In Unit 305 of the Diamond Lofts, Osborn stands before a large kitchen table holding boxes of court documents and contracts. This 1,186-square-foot loft features high ceilings, expansive windows and a thoroughly modern kitchen that make it a great buy at $375,000 — if Osborn could just get the liens taken off it. He says the process has been hampered by the slow legal process of untangling the various claims — they total over $3 million — and bundling them into a single arbitration case. Last fall, Osborn took out another mortgage against his Polo Club home, this one for $220,000, to clear some of the disputes.

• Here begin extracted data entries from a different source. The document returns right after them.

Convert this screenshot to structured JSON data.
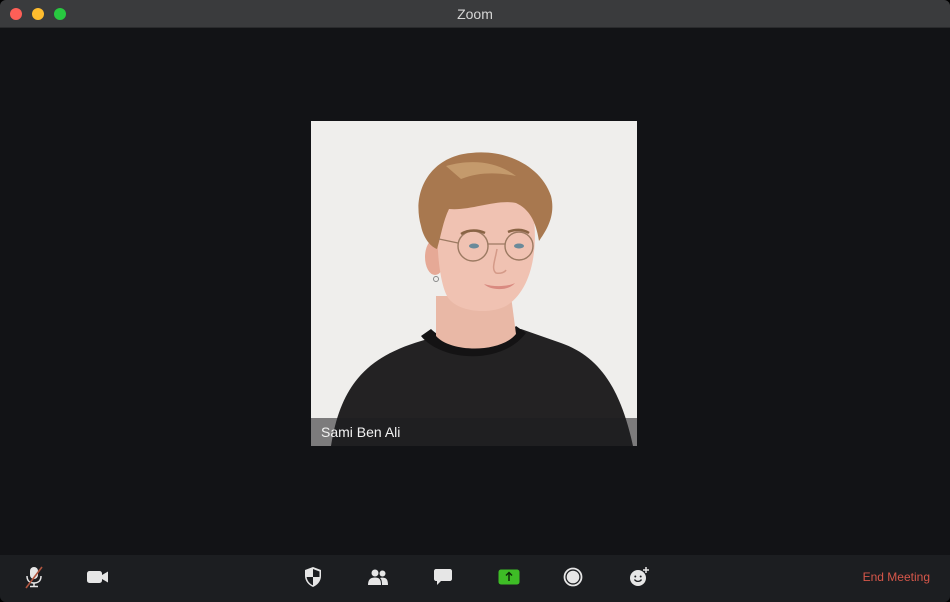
{
  "window": {
    "title": "Zoom",
    "controls": [
      "close",
      "minimize",
      "maximize"
    ]
  },
  "participant": {
    "name": "Sami Ben Ali"
  },
  "toolbar": {
    "buttons": [
      {
        "id": "mute",
        "icon": "microphone-muted-icon",
        "state": "muted"
      },
      {
        "id": "video",
        "icon": "video-camera-icon"
      },
      {
        "id": "security",
        "icon": "shield-icon"
      },
      {
        "id": "participants",
        "icon": "participants-icon"
      },
      {
        "id": "chat",
        "icon": "chat-bubble-icon"
      },
      {
        "id": "share-screen",
        "icon": "share-screen-icon",
        "accent": "#3ebd26"
      },
      {
        "id": "record",
        "icon": "record-icon"
      },
      {
        "id": "reactions",
        "icon": "reaction-emoji-icon"
      }
    ],
    "end_meeting_label": "End Meeting",
    "end_meeting_color": "#d6574a"
  }
}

But while he'll have periodic meetings with the building's new manager to discuss the details of completing the remaining units, about the only things that Osborn himself is constructing these days are legal motions on his own behalf.
One recent Osborn filing seeks to dismiss the award against him in the Cedar case on the grounds that Raymond had inflated the appraised value of one of their joint properties. Osborn sees many of his legal problems as stemming from his financial dispute with Raymond, where accusations of theft first surfaced. While the charges "are pretty damning," Osborn acknowledges, he insists they are all based on the false premise that his partners never knew about the money he was drawing from the projects.

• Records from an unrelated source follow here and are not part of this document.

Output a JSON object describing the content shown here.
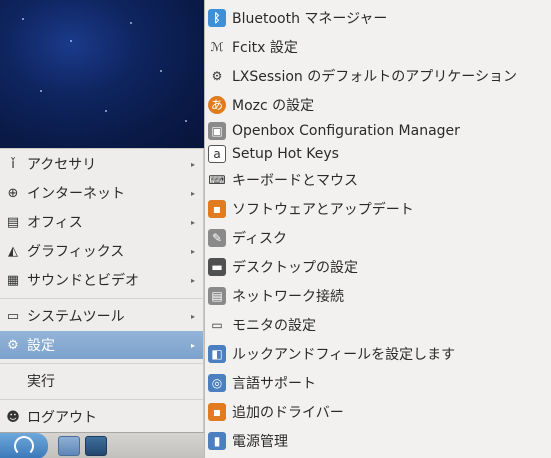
{
  "main_menu": {
    "items": [
      {
        "label": "アクセサリ",
        "icon": "accessories-icon",
        "glyph": "ǐ"
      },
      {
        "label": "インターネット",
        "icon": "globe-icon",
        "glyph": "⊕"
      },
      {
        "label": "オフィス",
        "icon": "document-icon",
        "glyph": "▤"
      },
      {
        "label": "グラフィックス",
        "icon": "graphics-icon",
        "glyph": "◭"
      },
      {
        "label": "サウンドとビデオ",
        "icon": "film-icon",
        "glyph": "▦"
      },
      {
        "label": "システムツール",
        "icon": "monitor-icon",
        "glyph": "▭"
      },
      {
        "label": "設定",
        "icon": "gear-icon",
        "glyph": "⚙"
      },
      {
        "label": "実行"
      },
      {
        "label": "ログアウト",
        "icon": "user-icon",
        "glyph": "☻"
      }
    ],
    "arrow": "▸"
  },
  "submenu": {
    "items": [
      {
        "label": "Bluetooth マネージャー",
        "icon": "bluetooth-icon",
        "glyph": "ᛒ"
      },
      {
        "label": "Fcitx 設定",
        "icon": "fcitx-icon",
        "glyph": "ℳ"
      },
      {
        "label": "LXSession のデフォルトのアプリケーション",
        "icon": "gear-icon",
        "glyph": "⚙"
      },
      {
        "label": "Mozc の設定",
        "icon": "mozc-icon",
        "glyph": "あ"
      },
      {
        "label": "Openbox Configuration Manager",
        "icon": "openbox-icon",
        "glyph": "▣"
      },
      {
        "label": "Setup Hot Keys",
        "icon": "hotkey-icon",
        "glyph": "a"
      },
      {
        "label": "キーボードとマウス",
        "icon": "keyboard-icon",
        "glyph": "⌨"
      },
      {
        "label": "ソフトウェアとアップデート",
        "icon": "software-update-icon",
        "glyph": "▪"
      },
      {
        "label": "ディスク",
        "icon": "disk-icon",
        "glyph": "✎"
      },
      {
        "label": "デスクトップの設定",
        "icon": "desktop-settings-icon",
        "glyph": "▬"
      },
      {
        "label": "ネットワーク接続",
        "icon": "network-icon",
        "glyph": "▤"
      },
      {
        "label": "モニタの設定",
        "icon": "monitor-icon",
        "glyph": "▭"
      },
      {
        "label": "ルックアンドフィールを設定します",
        "icon": "appearance-icon",
        "glyph": "◧"
      },
      {
        "label": "言語サポート",
        "icon": "language-icon",
        "glyph": "◎"
      },
      {
        "label": "追加のドライバー",
        "icon": "driver-icon",
        "glyph": "▪"
      },
      {
        "label": "電源管理",
        "icon": "battery-icon",
        "glyph": "▮"
      }
    ]
  }
}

"It's disingenuous to say it was some nefarious, secret plan," says Osborn. He produces contracts that show he was promised certain "construction fees" and meeting records that note how the project is using Oceanview and Red Zone as contractors. He opens a laptop and plays recordings of conversations he had with Moreland and Manoogian, when the investors acknowledge that the millions initially put into the One Lincoln Park project were technically a loan to the Osborns.
"For ten years, I operated my business the same way," Osborn says. "You look at these contracts from different projects and they all look the same. In no way did they ever expect me to do construction at cost."
He wonders why, when the financial arrangement was clearly stipulated, so many of his project partners got upset after the fact — and why the DA's office went after him for disputes that had already been resolved in the civil courts. He asserts that the grand-jury hearings that secured the indictments against him were based on false testimony. "That's how I learned to do business," he explains. "You structure the subcontractors to maximize the price so you can make a profit, so you can make a living,"
But it was Osborn's high standard of living that may not add up. The fancy cars, the frequent dinners at Del Frisco's and Elway's, the huge houses — how could a couple who'd never gotten a large payout from a major project afford such luxuries? And if they could afford them once, how could Osborn have fallen so far that he can't pay for his own lawyer today?
The developer has two weeks to convince the court collections investigator that he qualifies under the public defender's definition of "indigent" before his next hearing, slated for April 2. Even though Angela has dropped the price of the Polo Club home from $7.5 million to $6.5 million, there haven't been any takers. Court records show that last spring, the Osborns liquidated 62,000 shares of stock in Triton and paid $30,000 from their joint checking account to satisfy a longstanding writ of garnishment imposed by a mortgage company.
With all of his projects stuck in legal limbo and the word "indicted" hanging over his name, Osborn says his options have just about run out. "I just might have to strap on a tool belt again," he says.
His father died recently after a long illness. "One of the last things he said to me was, 'Erik, I want you to clear our name,'" Osborn recalls. And so Osborn keeps building — his defense, if nothing else. Even with a court-appointed attorney, he is confident that a jury will see it the way he does.
It will have to be his biggest sale ever.